I've built this kind of search in a production system, and this series is my attempt to write down what stayed useful after a lot of reading, testing, and tuning. I'm keeping the examples much smaller than the real system on purpose. I want to show the shape of the solution, not dump old code.
After going through all that, my conclusion was pretty simple: for this setup, I already had most of what I needed. PostgreSQL was enough. That doesn't mean Postgres is always the answer. It just means I didn't need a new system for this case.
The search had two parts. Some queries were about meaning. Others were about exact words, IDs, error codes, or typos. Once I looked at it that way, keeping text, metadata, and embeddings in Postgres felt like the simplest option. pgvector handled meaning. pg_trgm handled fuzzy text matching.
The local stack I used
I started with Docker because I wanted the setup to be clear. If I can't explain the stack with two or three files, I usually don't understand it well enough yet.
services:
db:
image: pgvector/pgvector:pg16
ports:
- "5432:5432"
environment:
POSTGRES_DB: hybrid_search
POSTGRES_USER: postgres
POSTGRES_PASSWORD: postgres
volumes:
- ./init.sql:/docker-entrypoint-initdb.d/01-init.sql:ro
- pgdata:/var/lib/postgresql/data
volumes:
pgdata:
And then init.sql was just the extension setup plus the smallest table I need to explain the search.
CREATE EXTENSION IF NOT EXISTS vector;
CREATE EXTENSION IF NOT EXISTS pg_trgm;
CREATE TABLE knowledge_base (
id bigserial PRIMARY KEY,
content text NOT NULL,
embedding vector(1536) NOT NULL
);
I wanted it simple. One container, one volume, one init script. I used vector(1536) because that matched the embedding model I had in mind. If you're on a different model, that line changes and the rest stays the same. The real table had more fields, but I don't need them here to explain the search itself.
The table shape that held up
I used knowledge_base in the examples, but the structure fits support data and documentation too. The main decision was that each row should be one searchable unit. In practice that usually meant a chunk, a section, or a single note instead of a whole document.
I kept content because I still wanted the original text for trigram search and debugging. I kept embedding in the same row because I wanted one write path and one place to inspect when something looked wrong.
In production I had more columns and more filters, but those details aren't the point here.
You can normalize this more, and I often do later. For the first pass I preferred one table because it kept reads and writes easy to inspect.
The ingestion path stayed smaller than I expected
I overthought ingestion at first. Then I realized the basic job was simple: fetch the text, ask the embedding model for a vector, and write both together.

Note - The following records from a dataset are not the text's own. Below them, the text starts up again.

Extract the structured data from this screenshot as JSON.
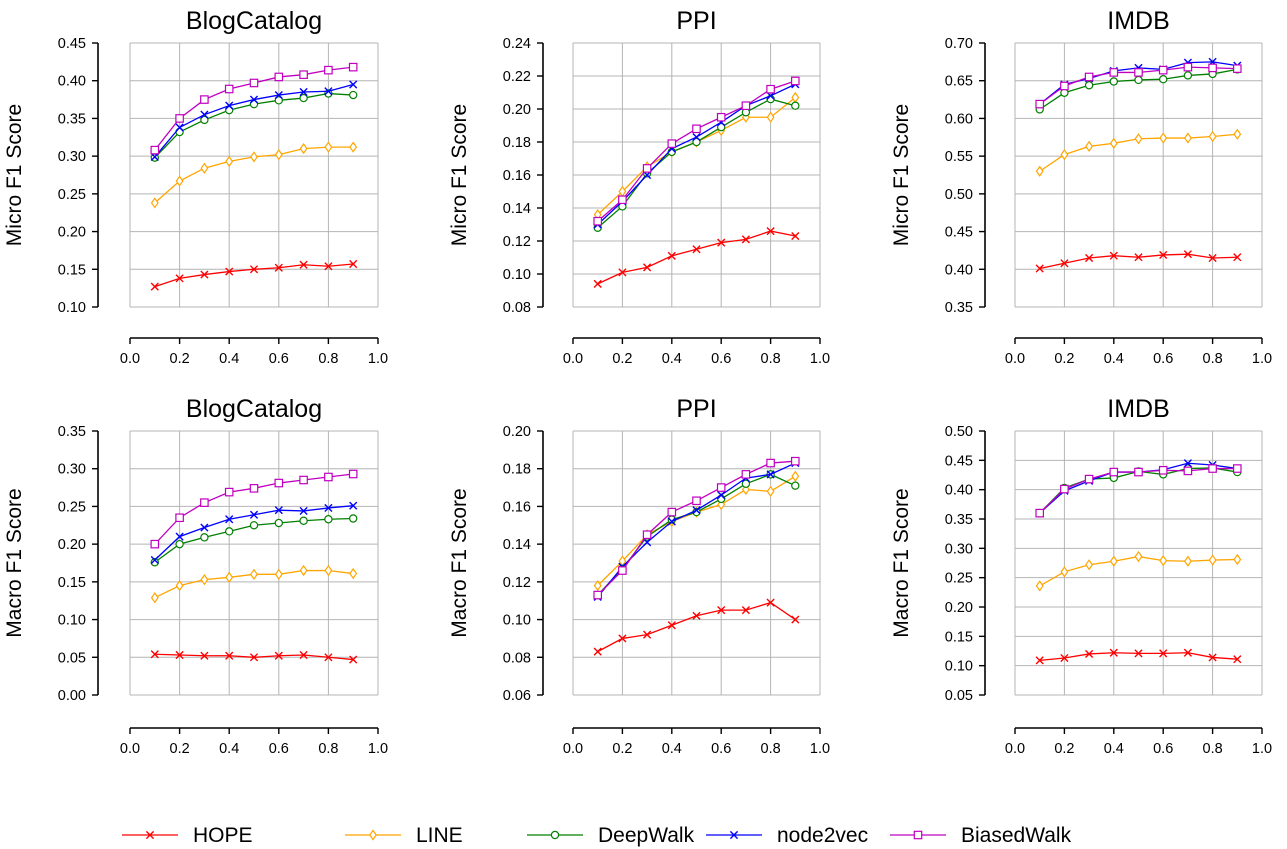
{
  "chart_data": [
    {
      "type": "line",
      "title": "BlogCatalog",
      "ylabel": "Micro F1 Score",
      "xlim": [
        0.0,
        1.0
      ],
      "ylim": [
        0.1,
        0.45
      ],
      "xticks": [
        "0.0",
        "0.2",
        "0.4",
        "0.6",
        "0.8",
        "1.0"
      ],
      "yticks": [
        "0.10",
        "0.15",
        "0.20",
        "0.25",
        "0.30",
        "0.35",
        "0.40",
        "0.45"
      ],
      "grid": true,
      "x": [
        0.1,
        0.2,
        0.3,
        0.4,
        0.5,
        0.6,
        0.7,
        0.8,
        0.9
      ],
      "series": [
        {
          "name": "HOPE",
          "values": [
            0.127,
            0.138,
            0.143,
            0.147,
            0.15,
            0.152,
            0.156,
            0.154,
            0.157
          ]
        },
        {
          "name": "LINE",
          "values": [
            0.238,
            0.267,
            0.284,
            0.293,
            0.299,
            0.302,
            0.31,
            0.312,
            0.312
          ]
        },
        {
          "name": "DeepWalk",
          "values": [
            0.298,
            0.332,
            0.348,
            0.361,
            0.369,
            0.374,
            0.377,
            0.383,
            0.381
          ]
        },
        {
          "name": "node2vec",
          "values": [
            0.299,
            0.338,
            0.355,
            0.367,
            0.375,
            0.381,
            0.385,
            0.386,
            0.395
          ]
        },
        {
          "name": "BiasedWalk",
          "values": [
            0.308,
            0.35,
            0.375,
            0.389,
            0.397,
            0.405,
            0.408,
            0.414,
            0.418
          ]
        }
      ]
    },
    {
      "type": "line",
      "title": "PPI",
      "ylabel": "Micro F1 Score",
      "xlim": [
        0.0,
        1.0
      ],
      "ylim": [
        0.08,
        0.24
      ],
      "xticks": [
        "0.0",
        "0.2",
        "0.4",
        "0.6",
        "0.8",
        "1.0"
      ],
      "yticks": [
        "0.08",
        "0.10",
        "0.12",
        "0.14",
        "0.16",
        "0.18",
        "0.20",
        "0.22",
        "0.24"
      ],
      "grid": true,
      "x": [
        0.1,
        0.2,
        0.3,
        0.4,
        0.5,
        0.6,
        0.7,
        0.8,
        0.9
      ],
      "series": [
        {
          "name": "HOPE",
          "values": [
            0.094,
            0.101,
            0.104,
            0.111,
            0.115,
            0.119,
            0.121,
            0.126,
            0.123
          ]
        },
        {
          "name": "LINE",
          "values": [
            0.136,
            0.15,
            0.165,
            0.174,
            0.18,
            0.187,
            0.195,
            0.195,
            0.207
          ]
        },
        {
          "name": "DeepWalk",
          "values": [
            0.128,
            0.141,
            0.161,
            0.174,
            0.18,
            0.189,
            0.198,
            0.206,
            0.202
          ]
        },
        {
          "name": "node2vec",
          "values": [
            0.13,
            0.144,
            0.16,
            0.176,
            0.183,
            0.192,
            0.202,
            0.208,
            0.215
          ]
        },
        {
          "name": "BiasedWalk",
          "values": [
            0.132,
            0.145,
            0.164,
            0.179,
            0.188,
            0.195,
            0.202,
            0.212,
            0.217
          ]
        }
      ]
    },
    {
      "type": "line",
      "title": "IMDB",
      "ylabel": "Micro F1 Score",
      "xlim": [
        0.0,
        1.0
      ],
      "ylim": [
        0.35,
        0.7
      ],
      "xticks": [
        "0.0",
        "0.2",
        "0.4",
        "0.6",
        "0.8",
        "1.0"
      ],
      "yticks": [
        "0.35",
        "0.40",
        "0.45",
        "0.50",
        "0.55",
        "0.60",
        "0.65",
        "0.70"
      ],
      "grid": true,
      "x": [
        0.1,
        0.2,
        0.3,
        0.4,
        0.5,
        0.6,
        0.7,
        0.8,
        0.9
      ],
      "series": [
        {
          "name": "HOPE",
          "values": [
            0.401,
            0.408,
            0.415,
            0.418,
            0.416,
            0.419,
            0.42,
            0.415,
            0.416
          ]
        },
        {
          "name": "LINE",
          "values": [
            0.53,
            0.552,
            0.563,
            0.567,
            0.573,
            0.574,
            0.574,
            0.576,
            0.579
          ]
        },
        {
          "name": "DeepWalk",
          "values": [
            0.612,
            0.634,
            0.644,
            0.649,
            0.651,
            0.652,
            0.657,
            0.659,
            0.665
          ]
        },
        {
          "name": "node2vec",
          "values": [
            0.619,
            0.645,
            0.653,
            0.663,
            0.667,
            0.665,
            0.674,
            0.675,
            0.67
          ]
        },
        {
          "name": "BiasedWalk",
          "values": [
            0.619,
            0.643,
            0.655,
            0.661,
            0.661,
            0.664,
            0.668,
            0.667,
            0.666
          ]
        }
      ]
    },
    {
      "type": "line",
      "title": "BlogCatalog",
      "ylabel": "Macro F1 Score",
      "xlim": [
        0.0,
        1.0
      ],
      "ylim": [
        0.0,
        0.35
      ],
      "xticks": [
        "0.0",
        "0.2",
        "0.4",
        "0.6",
        "0.8",
        "1.0"
      ],
      "yticks": [
        "0.00",
        "0.05",
        "0.10",
        "0.15",
        "0.20",
        "0.25",
        "0.30",
        "0.35"
      ],
      "grid": true,
      "x": [
        0.1,
        0.2,
        0.3,
        0.4,
        0.5,
        0.6,
        0.7,
        0.8,
        0.9
      ],
      "series": [
        {
          "name": "HOPE",
          "values": [
            0.054,
            0.053,
            0.052,
            0.052,
            0.05,
            0.052,
            0.053,
            0.05,
            0.047
          ]
        },
        {
          "name": "LINE",
          "values": [
            0.129,
            0.145,
            0.153,
            0.156,
            0.16,
            0.16,
            0.165,
            0.165,
            0.161
          ]
        },
        {
          "name": "DeepWalk",
          "values": [
            0.176,
            0.2,
            0.209,
            0.217,
            0.225,
            0.228,
            0.231,
            0.233,
            0.234
          ]
        },
        {
          "name": "node2vec",
          "values": [
            0.179,
            0.21,
            0.222,
            0.233,
            0.239,
            0.245,
            0.244,
            0.248,
            0.251
          ]
        },
        {
          "name": "BiasedWalk",
          "values": [
            0.2,
            0.235,
            0.255,
            0.269,
            0.274,
            0.281,
            0.285,
            0.289,
            0.293
          ]
        }
      ]
    },
    {
      "type": "line",
      "title": "PPI",
      "ylabel": "Macro F1 Score",
      "xlim": [
        0.0,
        1.0
      ],
      "ylim": [
        0.06,
        0.2
      ],
      "xticks": [
        "0.0",
        "0.2",
        "0.4",
        "0.6",
        "0.8",
        "1.0"
      ],
      "yticks": [
        "0.06",
        "0.08",
        "0.10",
        "0.12",
        "0.14",
        "0.16",
        "0.18",
        "0.20"
      ],
      "grid": true,
      "x": [
        0.1,
        0.2,
        0.3,
        0.4,
        0.5,
        0.6,
        0.7,
        0.8,
        0.9
      ],
      "series": [
        {
          "name": "HOPE",
          "values": [
            0.083,
            0.09,
            0.092,
            0.097,
            0.102,
            0.105,
            0.105,
            0.109,
            0.1
          ]
        },
        {
          "name": "LINE",
          "values": [
            0.118,
            0.131,
            0.145,
            0.152,
            0.157,
            0.161,
            0.169,
            0.168,
            0.176
          ]
        },
        {
          "name": "DeepWalk",
          "values": [
            0.113,
            0.127,
            0.144,
            0.153,
            0.157,
            0.164,
            0.172,
            0.177,
            0.171
          ]
        },
        {
          "name": "node2vec",
          "values": [
            0.112,
            0.128,
            0.141,
            0.152,
            0.158,
            0.166,
            0.175,
            0.177,
            0.183
          ]
        },
        {
          "name": "BiasedWalk",
          "values": [
            0.113,
            0.126,
            0.145,
            0.157,
            0.163,
            0.17,
            0.177,
            0.183,
            0.184
          ]
        }
      ]
    },
    {
      "type": "line",
      "title": "IMDB",
      "ylabel": "Macro F1 Score",
      "xlim": [
        0.0,
        1.0
      ],
      "ylim": [
        0.05,
        0.5
      ],
      "xticks": [
        "0.0",
        "0.2",
        "0.4",
        "0.6",
        "0.8",
        "1.0"
      ],
      "yticks": [
        "0.05",
        "0.10",
        "0.15",
        "0.20",
        "0.25",
        "0.30",
        "0.35",
        "0.40",
        "0.45",
        "0.50"
      ],
      "grid": true,
      "x": [
        0.1,
        0.2,
        0.3,
        0.4,
        0.5,
        0.6,
        0.7,
        0.8,
        0.9
      ],
      "series": [
        {
          "name": "HOPE",
          "values": [
            0.109,
            0.113,
            0.12,
            0.122,
            0.121,
            0.121,
            0.122,
            0.114,
            0.111
          ]
        },
        {
          "name": "LINE",
          "values": [
            0.236,
            0.26,
            0.272,
            0.278,
            0.286,
            0.279,
            0.278,
            0.28,
            0.281
          ]
        },
        {
          "name": "DeepWalk",
          "values": [
            0.36,
            0.403,
            0.418,
            0.42,
            0.431,
            0.426,
            0.436,
            0.437,
            0.43
          ]
        },
        {
          "name": "node2vec",
          "values": [
            0.36,
            0.398,
            0.415,
            0.43,
            0.43,
            0.434,
            0.445,
            0.442,
            0.436
          ]
        },
        {
          "name": "BiasedWalk",
          "values": [
            0.36,
            0.401,
            0.418,
            0.43,
            0.43,
            0.433,
            0.432,
            0.436,
            0.436
          ]
        }
      ]
    }
  ],
  "legend": {
    "placement": "bottom",
    "items": [
      {
        "name": "HOPE",
        "color": "#ff0000",
        "marker": "x"
      },
      {
        "name": "LINE",
        "color": "#ffa500",
        "marker": "diamond"
      },
      {
        "name": "DeepWalk",
        "color": "#008000",
        "marker": "circle"
      },
      {
        "name": "node2vec",
        "color": "#0000ff",
        "marker": "x"
      },
      {
        "name": "BiasedWalk",
        "color": "#c000c0",
        "marker": "square"
      }
    ]
  }
}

I'm not sharing the full ingestion code here. The useful part is just the shape:
for chunk in load_chunks():
vector = embed(chunk["content"])
db.execute(
"INSERT INTO knowledge_base (content, embedding) VALUES (%s, %s)",
(chunk["content"], vector),
)
In the real system there was more around this: chunking, retries, batching, updates, and failure handling. But the basic idea didn't change.
Why this felt better in practice
The main benefit was simple. I had one place to back up, one place to inspect data, and one place to debug when someone asked why a search result looked wrong.
That sounds minor until you actually have to answer questions like: why didn't this search find AUTH-417, or why did this document disappear after a reindex? Having the raw text and the embedding side by side removed a surprising amount of guesswork.
I also liked that this didn't force an early architecture decision. If the workload stayed moderate, Postgres was enough. If it grew later, I could add ANN indexes, tune memory, or move pieces out with actual evidence.
The limits were still real
This doesn't solve every search problem. If the data is huge, if embeddings change all the time, or if you need very low latency at large scale, a specialized system can still make sense. The same is true if your team already runs Elasticsearch or OpenSearch well.
And extension support still matters. Most decent managed Postgres offerings support pgvector and pg_trgm now, but I still check before committing to the design.
The other thing I learned is that chunking quality matters more than the database choice. Bad chunks give you bad recall anywhere. Postgres doesn't save you from that.
What this setup gave me was a clean base state: text and vectors in the same place, with a write path I could explain simply. For this kind of system, that was a good place to start.